What does doing .backward twice do?

I don’t want to accumulate (which is what happens when I call backwards multiple time in the same computation graph). I want to extract the gradients for params wrt to loss and use those gradients (call them dl_dw) for later computations of J and dJ_dw. The way I’m doing it is not right because I can’t even call backward on J because when I try to zero out the gradients before calling backward on J pytorch halts on me due to illegal in-place operations.

However, I noticed that pytorch doesn’t allow me to do because it warns me about (not really (illegal)) in-place operations in my case. Is there a way to extract intermediate gradients without pytorch halting without my permission?

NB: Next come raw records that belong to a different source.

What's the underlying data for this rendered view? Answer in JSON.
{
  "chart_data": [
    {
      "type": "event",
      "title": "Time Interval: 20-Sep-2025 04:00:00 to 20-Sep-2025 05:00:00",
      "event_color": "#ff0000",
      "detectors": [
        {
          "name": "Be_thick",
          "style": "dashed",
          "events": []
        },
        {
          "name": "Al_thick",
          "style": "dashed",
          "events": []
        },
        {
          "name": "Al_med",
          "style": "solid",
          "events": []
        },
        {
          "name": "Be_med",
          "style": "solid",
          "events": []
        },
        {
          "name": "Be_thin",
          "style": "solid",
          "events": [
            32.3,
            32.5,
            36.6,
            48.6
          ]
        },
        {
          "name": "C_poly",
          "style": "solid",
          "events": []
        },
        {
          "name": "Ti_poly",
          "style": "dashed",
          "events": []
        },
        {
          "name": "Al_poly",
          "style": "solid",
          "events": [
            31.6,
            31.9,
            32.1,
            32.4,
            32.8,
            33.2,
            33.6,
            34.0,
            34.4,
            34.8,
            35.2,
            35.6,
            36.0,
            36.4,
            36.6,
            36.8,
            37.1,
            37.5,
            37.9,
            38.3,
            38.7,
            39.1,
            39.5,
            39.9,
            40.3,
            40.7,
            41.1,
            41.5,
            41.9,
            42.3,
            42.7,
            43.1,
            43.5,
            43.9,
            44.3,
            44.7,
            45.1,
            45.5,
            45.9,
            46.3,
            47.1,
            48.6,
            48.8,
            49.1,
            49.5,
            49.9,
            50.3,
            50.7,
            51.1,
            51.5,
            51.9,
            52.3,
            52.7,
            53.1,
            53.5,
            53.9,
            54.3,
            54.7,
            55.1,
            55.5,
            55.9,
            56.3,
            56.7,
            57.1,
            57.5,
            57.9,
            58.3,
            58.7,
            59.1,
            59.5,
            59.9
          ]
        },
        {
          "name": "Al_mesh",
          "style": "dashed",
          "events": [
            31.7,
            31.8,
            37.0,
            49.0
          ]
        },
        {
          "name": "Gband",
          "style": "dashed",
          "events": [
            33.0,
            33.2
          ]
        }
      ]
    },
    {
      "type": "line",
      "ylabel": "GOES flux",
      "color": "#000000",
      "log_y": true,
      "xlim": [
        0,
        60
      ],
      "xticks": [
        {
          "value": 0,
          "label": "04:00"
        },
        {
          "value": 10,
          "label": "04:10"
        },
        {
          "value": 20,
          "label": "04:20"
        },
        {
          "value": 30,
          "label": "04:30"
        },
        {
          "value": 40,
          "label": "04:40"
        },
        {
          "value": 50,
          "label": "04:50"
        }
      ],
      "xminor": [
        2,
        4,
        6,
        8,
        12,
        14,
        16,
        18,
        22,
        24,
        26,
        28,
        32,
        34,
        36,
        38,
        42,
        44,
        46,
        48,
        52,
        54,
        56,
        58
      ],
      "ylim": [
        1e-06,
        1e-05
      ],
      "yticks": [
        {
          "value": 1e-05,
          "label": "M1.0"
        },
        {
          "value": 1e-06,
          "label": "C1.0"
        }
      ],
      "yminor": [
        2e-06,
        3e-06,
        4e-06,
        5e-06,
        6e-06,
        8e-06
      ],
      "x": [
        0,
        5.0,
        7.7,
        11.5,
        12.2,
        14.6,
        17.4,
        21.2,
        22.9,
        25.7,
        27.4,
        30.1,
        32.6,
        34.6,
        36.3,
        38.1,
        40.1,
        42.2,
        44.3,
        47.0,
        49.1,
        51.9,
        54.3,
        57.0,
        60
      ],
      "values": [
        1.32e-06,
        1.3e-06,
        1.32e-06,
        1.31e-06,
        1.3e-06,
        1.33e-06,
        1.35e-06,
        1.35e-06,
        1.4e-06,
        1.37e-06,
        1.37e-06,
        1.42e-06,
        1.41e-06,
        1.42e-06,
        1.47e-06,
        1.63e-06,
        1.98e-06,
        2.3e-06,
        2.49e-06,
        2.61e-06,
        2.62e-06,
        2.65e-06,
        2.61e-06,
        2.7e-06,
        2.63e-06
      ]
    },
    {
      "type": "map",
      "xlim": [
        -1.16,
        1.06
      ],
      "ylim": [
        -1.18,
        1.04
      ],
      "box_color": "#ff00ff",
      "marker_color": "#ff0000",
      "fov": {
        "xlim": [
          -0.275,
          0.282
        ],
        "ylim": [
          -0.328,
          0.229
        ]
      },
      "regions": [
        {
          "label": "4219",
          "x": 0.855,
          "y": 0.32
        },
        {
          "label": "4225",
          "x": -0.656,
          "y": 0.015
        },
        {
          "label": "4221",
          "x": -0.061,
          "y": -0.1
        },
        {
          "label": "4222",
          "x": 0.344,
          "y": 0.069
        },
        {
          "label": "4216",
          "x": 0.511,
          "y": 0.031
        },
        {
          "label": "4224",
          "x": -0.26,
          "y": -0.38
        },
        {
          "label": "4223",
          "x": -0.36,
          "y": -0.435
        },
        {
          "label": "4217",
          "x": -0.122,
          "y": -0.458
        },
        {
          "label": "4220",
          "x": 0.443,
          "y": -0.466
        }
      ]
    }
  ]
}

In case you need it, see new example code I cooked up for this

import torch
from torchviz import make_dot

x = torch.ones(10, requires_grad=True)
weights = {'x':x}

y = x**2
z = x**3

l = (x-2).sum()
l.backward()
g_x = x.grad

#g_x.requires_grad = True ## Adds it to the computation graph!
print(f'g_x = x.grad = {x.grad}\n')

x.zero_()

#weights['g_x'] = g_x
#print(f'weights = {weights}\n')

J = (y + z + g_x).sum()
J.backward()
print(f'g_x = x.grad = {x.grad}\n')

make_dot(J,params=weights)

Error:

---------------------------------------------------------------------------
RuntimeError                              Traceback (most recent call last)
<ipython-input-27-c4086df8154e> in <module>
     20 print(f'g_x = x.grad = {x.grad}\n')
     21 
---> 22 x.zero_()
     23 
     24 #weights['g_x'] = g_x

RuntimeError: a leaf Variable that requires grad has been used in an in-place operation.